Democrats gather at their national convention July 26 in Boston to officially nominate Massachusetts Senator John Kerry as the party's candidate for president. Republicans will do the same for President Bush at their convention in New York City at the end of August. Political conventions have been a tradition in the United States since the 1830s. But, the role of the modern convention is far different from what it was even 50 years ago.

For more than 100 years, party conventions actually selected the presidential candidates.

But all that changed beginning in the 1960s. Party activists and voters demanded more of a role in the selection of presidential nominees. From that point on, presidential contenders won their party's presidential nomination by accruing delegates through primary and caucus elections.

"So, conventions no longer nominate candidates," says Allan Lichtman, a presidential historian at the American University in Washington. "Instead, today, conventions set party rules. They write the party platform, and, most critically, today, conventions give a big boost to a campaign. They launch the campaign, and if it works well, give the candidate a big bounce upward in the polls."

That kind of convention boost depends on what happens at the convention. In 1968, the Democratic Party was torn apart by the war in Vietnam. Thousands of anti-war protesters clashed with police in the streets of Chicago.

Those images gave voters the impression of a party spinning out of control. That November, Democrat Hubert Humphrey was narrowly defeated by Republican Richard Nixon.

Washington-based political analyst Stuart Rothenberg says modern conventions emphasize party unity and the candidates. "These are now media events," he says. "They are opportunities for the presidential candidate, not for the party, for the presidential candidate to showcase himself and his ticket, and to deliver the message that he wants that will ultimately be the general election message."

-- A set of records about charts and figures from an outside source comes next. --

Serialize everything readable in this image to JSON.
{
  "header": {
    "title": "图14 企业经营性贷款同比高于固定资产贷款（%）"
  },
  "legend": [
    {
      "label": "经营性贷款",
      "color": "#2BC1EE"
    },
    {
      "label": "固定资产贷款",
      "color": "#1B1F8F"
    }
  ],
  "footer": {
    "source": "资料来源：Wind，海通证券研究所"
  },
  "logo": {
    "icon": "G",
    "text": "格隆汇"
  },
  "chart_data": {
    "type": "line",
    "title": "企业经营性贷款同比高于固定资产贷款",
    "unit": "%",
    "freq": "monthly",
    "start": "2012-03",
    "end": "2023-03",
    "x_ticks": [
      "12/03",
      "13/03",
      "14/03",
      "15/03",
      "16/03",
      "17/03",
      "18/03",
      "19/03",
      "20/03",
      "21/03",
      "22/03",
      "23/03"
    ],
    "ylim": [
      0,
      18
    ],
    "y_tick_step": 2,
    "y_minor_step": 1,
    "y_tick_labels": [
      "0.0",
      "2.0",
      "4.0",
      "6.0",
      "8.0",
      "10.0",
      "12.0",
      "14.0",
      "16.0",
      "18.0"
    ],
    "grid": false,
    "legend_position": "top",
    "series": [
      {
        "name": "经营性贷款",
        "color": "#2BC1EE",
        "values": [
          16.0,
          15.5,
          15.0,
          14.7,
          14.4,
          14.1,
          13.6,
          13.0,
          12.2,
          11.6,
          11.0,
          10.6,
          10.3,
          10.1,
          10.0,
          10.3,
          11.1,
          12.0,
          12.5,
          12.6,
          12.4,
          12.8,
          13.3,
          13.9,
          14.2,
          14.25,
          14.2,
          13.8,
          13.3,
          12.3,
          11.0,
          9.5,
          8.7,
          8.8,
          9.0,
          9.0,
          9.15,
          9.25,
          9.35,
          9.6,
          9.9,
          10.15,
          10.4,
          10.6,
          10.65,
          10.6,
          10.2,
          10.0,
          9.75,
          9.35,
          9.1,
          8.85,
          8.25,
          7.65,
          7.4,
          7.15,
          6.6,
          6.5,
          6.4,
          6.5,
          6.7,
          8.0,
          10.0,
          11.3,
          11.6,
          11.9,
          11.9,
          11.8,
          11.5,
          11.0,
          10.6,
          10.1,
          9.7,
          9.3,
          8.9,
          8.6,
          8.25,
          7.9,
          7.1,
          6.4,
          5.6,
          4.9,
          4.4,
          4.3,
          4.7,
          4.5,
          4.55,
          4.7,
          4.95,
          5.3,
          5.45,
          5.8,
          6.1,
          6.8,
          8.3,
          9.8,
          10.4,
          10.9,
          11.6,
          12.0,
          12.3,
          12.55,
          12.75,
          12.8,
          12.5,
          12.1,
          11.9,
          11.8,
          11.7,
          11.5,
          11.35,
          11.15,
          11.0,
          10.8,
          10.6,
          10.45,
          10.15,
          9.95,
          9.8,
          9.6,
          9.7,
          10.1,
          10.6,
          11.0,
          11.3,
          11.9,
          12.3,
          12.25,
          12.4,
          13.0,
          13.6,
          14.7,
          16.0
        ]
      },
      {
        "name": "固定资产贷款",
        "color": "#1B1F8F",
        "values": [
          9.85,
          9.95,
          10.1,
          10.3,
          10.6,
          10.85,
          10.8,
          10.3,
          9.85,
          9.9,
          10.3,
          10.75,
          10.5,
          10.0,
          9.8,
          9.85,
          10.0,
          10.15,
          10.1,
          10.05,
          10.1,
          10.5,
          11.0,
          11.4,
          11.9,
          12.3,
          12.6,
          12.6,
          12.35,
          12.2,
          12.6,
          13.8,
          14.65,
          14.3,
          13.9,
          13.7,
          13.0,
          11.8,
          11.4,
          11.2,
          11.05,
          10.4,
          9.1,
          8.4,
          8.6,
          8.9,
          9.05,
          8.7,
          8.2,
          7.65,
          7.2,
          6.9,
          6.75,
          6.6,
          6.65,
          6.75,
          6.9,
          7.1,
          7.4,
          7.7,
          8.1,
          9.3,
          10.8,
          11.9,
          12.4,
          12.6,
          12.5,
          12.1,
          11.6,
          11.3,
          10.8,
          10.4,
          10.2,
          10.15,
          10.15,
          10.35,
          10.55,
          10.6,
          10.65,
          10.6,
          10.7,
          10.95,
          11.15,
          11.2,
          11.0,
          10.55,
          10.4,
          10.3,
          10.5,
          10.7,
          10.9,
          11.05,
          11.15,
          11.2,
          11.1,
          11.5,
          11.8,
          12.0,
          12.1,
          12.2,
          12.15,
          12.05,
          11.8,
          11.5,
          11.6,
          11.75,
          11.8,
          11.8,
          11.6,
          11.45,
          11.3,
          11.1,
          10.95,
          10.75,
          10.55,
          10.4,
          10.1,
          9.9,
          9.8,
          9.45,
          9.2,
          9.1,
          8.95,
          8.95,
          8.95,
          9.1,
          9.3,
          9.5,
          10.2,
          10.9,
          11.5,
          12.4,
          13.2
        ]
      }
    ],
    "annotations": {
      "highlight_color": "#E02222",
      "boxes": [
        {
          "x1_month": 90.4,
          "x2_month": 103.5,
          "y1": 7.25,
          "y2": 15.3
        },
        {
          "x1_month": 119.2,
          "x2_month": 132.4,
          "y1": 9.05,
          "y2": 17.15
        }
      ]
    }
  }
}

Successful presidential candidates have used the party conventions to consolidate their own base of support, and, at the same time, reach out to more moderate voters in the middle of the political spectrum.

Bill Clinton did it at the 1992 Democratic Convention, and George W. Bush followed suit at the Republican Convention four years ago.

"Well, successful conventions actually tame the activist wings of their party," says historian Allan Lichtman. "Successful conventions do not come across as dominated by zealots, who are out of the mainstream. Today's conventions tend to be scripted very carefully, and they do tend already to appeal to the center of the American electorate."

The Democrats say the theme of this year's convention will be for a country that is stronger at home and respected abroad.

Republicans will emphasize President Bush's leadership in the war on terror and his stewardship of the improving U.S. economy.